2012 might be year for fishing records
BY DALE BOWMAN email@example.com
A lakefront regular flopped a prespawn yellow perch onto the rocks next to Tony Boshold during the historic stretch of Chicago fishing in March.
‘‘He throws his rod down exclaiming, ‘Dat’s the biggest perch I have ever caught!’ ’’ Boshold messaged. ‘‘I have to inspect, and I can’t believe it.’’
The regular just thought he had a notable jumbo. Boshold, a gold medalist for the USA Ice Team, knew it might be Chicago fishing history.
‘‘So he finally agrees to get it weighed on his way home,’’ Boshold messaged. ‘‘My buddy Jerry had a tape, and we measured it at a full 15 inches on the button. Next time I saw him, I had to ask, and he said it was 2 pounds, 1 ounce.’’
God, I hope. If so, please contact me. You deserve your place in the history of Chicago fishing.
For more than 16 years, I’ve listened to Ken ‘‘The Lakefront Lip’’ Schneider talk about his 2-pound, half-ounce perch, the unofficial verified record caught in Chicago. He caught his
155/8-inch perch on May 7, 1995 — his 50th birthday — at Chicago Light.
Hans Johannsen caught the unofficial verified record perch from the Illinois waters of Lake Michigan on May 10, 2004, near ‘‘The Pipe’’ south of Waukegan Harbor. His 16-inch perch weighed 2-2 on the certified scale at the Salmon Stop.
I want to believe a lakefront fisherman will top the Illinois record (2-8.75), which was caught by Joseph Grega of Coal City on Jan. 5, 1974, from the old Arrowhead Club Lake in Will County, but I begin to wonder.
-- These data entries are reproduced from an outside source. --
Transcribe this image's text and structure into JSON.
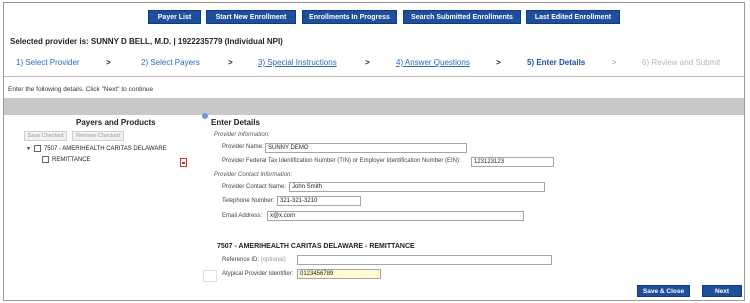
{
  "topnav": {
    "buttons": [
      "Payer List",
      "Start New Enrollment",
      "Enrollments In Progress",
      "Search Submitted Enrollments",
      "Last Edited Enrollment"
    ]
  },
  "selected_provider": "Selected provider is: SUNNY D BELL, M.D. | 1922235779 (Individual NPI)",
  "steps": {
    "items": [
      "1) Select Provider",
      "2) Select Payers",
      "3) Special Instructions",
      "4) Answer Questions",
      "5) Enter Details",
      "6) Review and Submit"
    ],
    "arrow": ">"
  },
  "instruction": "Enter the following details. Click \"Next\" to continue",
  "payers_panel": {
    "title": "Payers and Products",
    "save_checked": "Save Checked",
    "remove_checked": "Remove Checked",
    "payer_label": "7507 - AMERIHEALTH CARITAS DELAWARE",
    "product_label": "REMITTANCE",
    "pdf_icon": "pdf-icon"
  },
  "details": {
    "title": "Enter Details",
    "provider_info_heading": "Provider Information:",
    "provider_name_label": "Provider Name:",
    "provider_name_value": "SUNNY DEMO",
    "tin_label": "Provider Federal Tax Identification Number (TIN) or Employer Identification Number (EIN):",
    "tin_value": "123123123",
    "contact_heading": "Provider Contact Information:",
    "contact_name_label": "Provider Contact Name:",
    "contact_name_value": "John Smith",
    "phone_label": "Telephone Number:",
    "phone_value": "321-321-3210",
    "email_label": "Email Address:",
    "email_value": "x@x.com",
    "remittance_title": "7507 - AMERIHEALTH CARITAS DELAWARE - REMITTANCE",
    "reference_label": "Reference ID:",
    "reference_optional": "(optional)",
    "reference_value": "",
    "atypical_label": "Atypical Provider Identifier:",
    "atypical_value": "0123456789"
  },
  "footer": {
    "save_close": "Save & Close",
    "next": "Next"
  },
  "colors": {
    "nav_blue": "#1f4e9a",
    "link_blue": "#2a6ac0",
    "band_grey": "#c8c8c8",
    "highlight_yellow": "#fff8d2"
  }
}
But this might be the year for several Illinois records to fall on Lake Michigan. Here are the ones I think might:
Somebody will catch the Illinois-record rock bass, probably at Northerly Island. I’ve said that for years, but the 1-10 record, which was caught by George Nielson of Crestwood on May 5, 1987, from Aux Sable Creek in Grundy County still stands.
The second-most likely Illinois record from Lake Michigan is smallmouth bass. Mark Samp caught the record (6-7) on March 26, 1985, from a Fulton County strip pit. Joe Egan came the closest (6-5) to breaking it on April 25, 2009, off Chicago.
Considering Lake Michigan and a tributary have produced two world-record brown trout in the last several years, a record brown seems possible. The Illinois record (36-11.5), which was caught by Deva Vranek of Palos Hills on June 22, 1997, east of Burnham Harbor remains one of the most impressive fish I’ve witnessed.
I used to think the Illinois walleye record would come from Lake Michigan, but I have begun to doubt. On March 11, Jim Zimmerman set the Illinois record with a 31.5-inch, 15.08-pounder from the Pecatonica River.
But anything is possible, especially in a spring like this.
South suburban insurance agent Ron Williams advised novice hunters of morel mushrooms, like myself, not to despair. ‘‘Lilacs are in blossom, but May apples aren’t mature by any means,’’ emailed Williams, a veteran morel hunter, who found his first Sunday in southern Cook County. ‘‘Need rain.’’
Hearing Dan McNeil back on the radio is like catching a northern pike on monofilament while fishing for smallmouth.